В середине дня в гостиной было собрание. Всех распределили кого куда. В шахту, в оранжерею, на кухню, уборщиками, на склады и так далее. Несмотря на имеющиеся специальности у всех будет ротация и скоро должен будет получиться из каждого универсальный рабочий.
Зарплату будут переводить на счет. В конце периода будут выдавать листочки, в которых будут показывать, что должен ты и что должны тебе. На положительное сальдо пока рассчитывать не приходилось.
Меня сначала определили в блок питания. Самая главная повариха то есть шеф была женщина, весьма крупноформатная. Она, казалось, не знала что такое усталость. Легко ворочала столовские кастрюли. Для соответствия ей нужна была не я, а дюжий парень. Одна из специальностей, которые я приобрела по ходу своей жизни это пекарь. Но основное, что от меня требовалось это собирать всю грязную посуду и загружать ее в посудомоечную машину. Потом чистую раскладывать по местам. Это было не трудно, но промежутков во времени почти не было. Даже в этой работе требовался простой навык и наработка некоторого автоматизма. Когда я с этим свыклась мне стали поручать мыть разные поверхности. В обед и вечером часто требовалось отнести еду по заказу. Нельзя было не заметить, что при новобранцах не разговаривали, но при взгляде, то на одного, то на другого возникало ощущение, что они разговаривают. Не телепатически же. У меня в голове зазуммерила красная лампочка. К приготовлению пищи никого из нас впоследствии не допустили. Ротация была через неделю.
Теперь меня отправили в теплицу. Надо было ухаживать за гибридным овощем. Его называли просто овощ. Он походил на огурец и на дыню. От дыни был аромат и цвет. По форме и на ощупь был как огурец. Листья были мягкие как у дыни. Эти плоды собирали каждый день и относили в администрацию и специалистам. Меня предупредили, что есть их не надо. На изломе они становились зелеными подобно тому, как становились коричневыми яблоки. Последние желтели от железа, а эти овощи зеленели от меди? Было понятно, что их будут пробовать несмотря на предупреждение. Я попробовала. Запах приятный, на вкус они были гадкие. Сразу выплюнула. Зачем выращивать такой овощ, а не обычный огурец. Ну а нам от цинги давали обычную капусту и борщ. Еда здесь была вкуснее, чем на большой земле, но вкус давно уже не был мерилом качества. В теплице я была все время одна. В каком-то смысле это меня радовало. Но было жарковато. Надо было собирать эти овощи, отрезать отмершие листья и боковые плети. Технология была не как в своем огороде. Эти овощи крепились корнями в небольших кубиках, а питание получали из воды. Уходя на ночь, надо было включить распыление удобрений и капельный полив. Особенно учиться не чему, но довольно утомительно. Если все время заниматься одной работой, то можно свихнуться. Едва начав трудиться в теплице, я уже ждала следующей ротации. Для каждого места выдавали подходящую спецодежду. А то, что относилось к домашней одежде, было и не нужно. Больше относилось к ритуалу, который связывал с привычным укладом .

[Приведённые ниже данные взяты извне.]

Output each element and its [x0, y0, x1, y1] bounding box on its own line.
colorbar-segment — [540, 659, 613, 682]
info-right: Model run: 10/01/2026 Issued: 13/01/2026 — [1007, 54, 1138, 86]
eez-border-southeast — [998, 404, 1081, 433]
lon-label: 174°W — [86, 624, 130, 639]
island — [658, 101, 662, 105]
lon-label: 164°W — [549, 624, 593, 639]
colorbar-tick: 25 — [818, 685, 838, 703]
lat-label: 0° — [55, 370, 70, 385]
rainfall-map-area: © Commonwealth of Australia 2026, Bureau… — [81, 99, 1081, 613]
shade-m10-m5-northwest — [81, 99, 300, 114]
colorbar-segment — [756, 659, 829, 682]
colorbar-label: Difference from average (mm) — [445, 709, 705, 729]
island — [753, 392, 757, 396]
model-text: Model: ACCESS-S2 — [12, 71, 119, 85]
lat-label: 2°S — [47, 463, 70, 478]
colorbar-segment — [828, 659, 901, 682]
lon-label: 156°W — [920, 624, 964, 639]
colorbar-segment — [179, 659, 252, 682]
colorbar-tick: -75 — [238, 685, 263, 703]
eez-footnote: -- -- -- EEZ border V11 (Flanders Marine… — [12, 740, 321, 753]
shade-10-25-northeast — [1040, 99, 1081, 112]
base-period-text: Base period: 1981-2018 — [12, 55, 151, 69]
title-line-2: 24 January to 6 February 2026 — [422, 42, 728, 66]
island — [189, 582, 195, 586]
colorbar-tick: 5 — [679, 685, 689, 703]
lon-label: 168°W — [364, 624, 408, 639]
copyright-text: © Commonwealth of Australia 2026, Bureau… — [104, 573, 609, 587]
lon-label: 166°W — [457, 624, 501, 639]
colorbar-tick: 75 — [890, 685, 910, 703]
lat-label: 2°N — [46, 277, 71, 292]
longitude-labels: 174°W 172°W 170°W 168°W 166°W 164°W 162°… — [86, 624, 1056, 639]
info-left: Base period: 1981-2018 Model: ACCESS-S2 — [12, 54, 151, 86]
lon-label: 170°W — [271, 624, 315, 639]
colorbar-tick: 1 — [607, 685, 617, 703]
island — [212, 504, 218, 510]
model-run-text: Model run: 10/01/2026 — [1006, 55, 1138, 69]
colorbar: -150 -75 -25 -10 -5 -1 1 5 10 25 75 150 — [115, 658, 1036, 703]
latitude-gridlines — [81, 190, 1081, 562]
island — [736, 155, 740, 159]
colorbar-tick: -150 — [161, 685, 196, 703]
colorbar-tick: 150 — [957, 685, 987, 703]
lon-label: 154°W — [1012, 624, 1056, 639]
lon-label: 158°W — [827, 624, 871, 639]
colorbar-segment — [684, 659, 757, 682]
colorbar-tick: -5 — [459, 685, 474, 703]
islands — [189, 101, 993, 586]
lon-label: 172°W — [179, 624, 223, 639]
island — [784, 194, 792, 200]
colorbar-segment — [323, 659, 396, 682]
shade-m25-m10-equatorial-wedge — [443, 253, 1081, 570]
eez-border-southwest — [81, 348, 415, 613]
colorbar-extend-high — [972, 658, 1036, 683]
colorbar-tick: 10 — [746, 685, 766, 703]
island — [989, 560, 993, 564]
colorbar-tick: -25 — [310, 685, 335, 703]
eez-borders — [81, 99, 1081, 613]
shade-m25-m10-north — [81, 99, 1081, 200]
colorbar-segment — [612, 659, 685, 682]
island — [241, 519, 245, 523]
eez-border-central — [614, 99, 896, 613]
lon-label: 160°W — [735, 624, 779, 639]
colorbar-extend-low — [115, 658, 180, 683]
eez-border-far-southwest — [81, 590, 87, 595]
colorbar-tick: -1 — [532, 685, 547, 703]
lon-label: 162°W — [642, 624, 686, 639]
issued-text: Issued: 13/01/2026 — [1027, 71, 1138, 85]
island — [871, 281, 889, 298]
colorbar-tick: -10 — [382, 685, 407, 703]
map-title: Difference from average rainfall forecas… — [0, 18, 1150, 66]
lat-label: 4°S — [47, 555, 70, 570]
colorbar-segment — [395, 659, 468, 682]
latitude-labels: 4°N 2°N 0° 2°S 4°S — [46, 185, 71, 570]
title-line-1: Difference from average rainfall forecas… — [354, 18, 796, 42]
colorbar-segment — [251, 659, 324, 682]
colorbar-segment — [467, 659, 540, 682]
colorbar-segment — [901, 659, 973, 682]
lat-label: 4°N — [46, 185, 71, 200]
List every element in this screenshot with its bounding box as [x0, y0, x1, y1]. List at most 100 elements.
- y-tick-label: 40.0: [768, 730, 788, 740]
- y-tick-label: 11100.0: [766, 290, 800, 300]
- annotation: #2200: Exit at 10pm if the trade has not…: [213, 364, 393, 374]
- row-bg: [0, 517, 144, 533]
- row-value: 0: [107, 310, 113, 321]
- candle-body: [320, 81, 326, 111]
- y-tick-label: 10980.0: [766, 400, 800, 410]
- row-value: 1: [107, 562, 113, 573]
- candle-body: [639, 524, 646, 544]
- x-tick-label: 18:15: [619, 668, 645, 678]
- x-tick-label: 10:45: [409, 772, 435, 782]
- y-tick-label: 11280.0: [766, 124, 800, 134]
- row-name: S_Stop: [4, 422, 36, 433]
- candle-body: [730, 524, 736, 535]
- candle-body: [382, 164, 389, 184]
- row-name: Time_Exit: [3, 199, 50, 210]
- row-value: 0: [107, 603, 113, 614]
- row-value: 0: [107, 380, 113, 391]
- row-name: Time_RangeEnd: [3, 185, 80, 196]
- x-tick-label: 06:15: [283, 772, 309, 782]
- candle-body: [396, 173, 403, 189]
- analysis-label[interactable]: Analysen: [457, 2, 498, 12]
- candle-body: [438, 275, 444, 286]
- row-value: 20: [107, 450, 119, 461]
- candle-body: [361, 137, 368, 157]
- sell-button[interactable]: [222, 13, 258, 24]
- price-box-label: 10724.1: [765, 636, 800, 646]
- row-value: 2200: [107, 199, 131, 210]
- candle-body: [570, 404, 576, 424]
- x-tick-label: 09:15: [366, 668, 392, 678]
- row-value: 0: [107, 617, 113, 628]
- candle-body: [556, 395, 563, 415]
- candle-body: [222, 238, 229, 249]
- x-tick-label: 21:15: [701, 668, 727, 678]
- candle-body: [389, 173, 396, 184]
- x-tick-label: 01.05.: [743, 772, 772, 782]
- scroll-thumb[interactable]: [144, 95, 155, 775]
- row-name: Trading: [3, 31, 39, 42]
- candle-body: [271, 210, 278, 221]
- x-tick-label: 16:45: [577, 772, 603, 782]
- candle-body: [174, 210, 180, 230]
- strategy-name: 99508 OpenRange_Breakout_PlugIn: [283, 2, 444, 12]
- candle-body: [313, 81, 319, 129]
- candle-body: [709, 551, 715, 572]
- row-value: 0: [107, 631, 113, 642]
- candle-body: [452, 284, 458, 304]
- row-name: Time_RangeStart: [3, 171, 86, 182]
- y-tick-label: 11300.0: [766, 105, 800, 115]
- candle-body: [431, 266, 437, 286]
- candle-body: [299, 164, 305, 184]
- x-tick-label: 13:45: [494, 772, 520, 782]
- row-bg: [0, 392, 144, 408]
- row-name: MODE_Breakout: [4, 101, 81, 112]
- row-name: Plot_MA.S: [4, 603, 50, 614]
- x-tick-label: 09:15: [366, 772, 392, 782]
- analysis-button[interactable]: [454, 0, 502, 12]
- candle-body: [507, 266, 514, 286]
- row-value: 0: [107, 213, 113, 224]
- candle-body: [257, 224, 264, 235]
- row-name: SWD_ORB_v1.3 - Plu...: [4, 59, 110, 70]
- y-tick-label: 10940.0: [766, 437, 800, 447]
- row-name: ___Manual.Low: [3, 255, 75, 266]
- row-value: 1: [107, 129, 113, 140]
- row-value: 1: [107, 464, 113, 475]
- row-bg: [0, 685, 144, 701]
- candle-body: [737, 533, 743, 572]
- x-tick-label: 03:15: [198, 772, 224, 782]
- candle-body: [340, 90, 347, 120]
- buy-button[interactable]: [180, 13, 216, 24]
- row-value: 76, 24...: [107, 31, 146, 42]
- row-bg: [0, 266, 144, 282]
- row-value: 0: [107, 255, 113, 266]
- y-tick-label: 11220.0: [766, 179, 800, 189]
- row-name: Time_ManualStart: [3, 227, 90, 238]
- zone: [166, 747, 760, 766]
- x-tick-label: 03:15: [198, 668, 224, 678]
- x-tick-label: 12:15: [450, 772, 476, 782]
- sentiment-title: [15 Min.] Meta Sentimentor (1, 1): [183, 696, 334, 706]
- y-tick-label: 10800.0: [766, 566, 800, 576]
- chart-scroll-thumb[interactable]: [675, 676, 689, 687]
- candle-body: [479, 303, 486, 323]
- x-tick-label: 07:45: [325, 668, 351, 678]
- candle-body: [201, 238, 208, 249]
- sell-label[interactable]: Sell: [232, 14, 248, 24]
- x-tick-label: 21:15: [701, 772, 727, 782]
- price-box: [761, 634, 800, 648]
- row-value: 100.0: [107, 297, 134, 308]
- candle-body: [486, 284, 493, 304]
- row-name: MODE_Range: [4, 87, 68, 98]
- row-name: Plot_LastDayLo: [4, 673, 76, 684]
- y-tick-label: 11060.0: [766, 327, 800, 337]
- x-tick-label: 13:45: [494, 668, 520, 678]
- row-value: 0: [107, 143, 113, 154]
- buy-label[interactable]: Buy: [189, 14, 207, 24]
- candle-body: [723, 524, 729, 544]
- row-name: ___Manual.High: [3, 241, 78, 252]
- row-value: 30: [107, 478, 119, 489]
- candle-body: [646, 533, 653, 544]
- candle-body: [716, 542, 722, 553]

Замечаний по работе все еще не заслужила. Пока я грелась в теплице, на улице уже установился снежный покров и морозец градусов на пятнадцать. Пока я еще не встретила человека, с которым можно было бы поговорить.
Сколько людей привезено было в Сибирь по ее рекам. Голодных, замерзающих и насильно. Я приехала сама, сытая, одетая. И все равно мне плохо. На душе пустота. Я всегда делаю неправильный выбор, даже когда условия ясны. И что же я хотела выбрать вслепую? Сколько раз я думала, что надо принимать то, что дается, а будешь трепыхаться – только хуже сделаешь. Дается испытание – проходи его. Но не в бездомные же мне надо было поступать. Если бы я была занята элементарным выживанием, может, мне было бы не до рефлексии? Или от судьбы не уйдешь? Так или этак, а будет хреново. Потому, что ходишь как в плоской матрице. А надо как то оторваться, но прыгнуть не ниже, а выше? Я читала, как в кругах ада на том свете женщина проходила по кругу одни и те же муки, но за нее молились, и это помогло ей перейти выше, и она даже вышла на нулевой уровень. Но на этом у нее все закончилось. Она просто вышла из комы. Вряд ли за меня кто-то молится и мне не проснуться.
Здесь для физического выживания все предусмотрено, а для души никто за тебя не сделает. Для души никто не поможет. Надо самой попадать куда нужно. В голове пустота такая, что звенит. Бросилась достать молитвослов, но с ужасом обнаружила, что его нет, забыла в каюте. Это для меня как плохой знак. Такая тоска охватила. Пустота и тоска. Хорошо, что тех минут по вечерам, когда я предоставлена самой себе не много. Спать больше чем нужно не могу. Почему-то уверена, что если и есть библиотека, то книги там не те. Как же шагнуть туда куда надо и чтобы к своим?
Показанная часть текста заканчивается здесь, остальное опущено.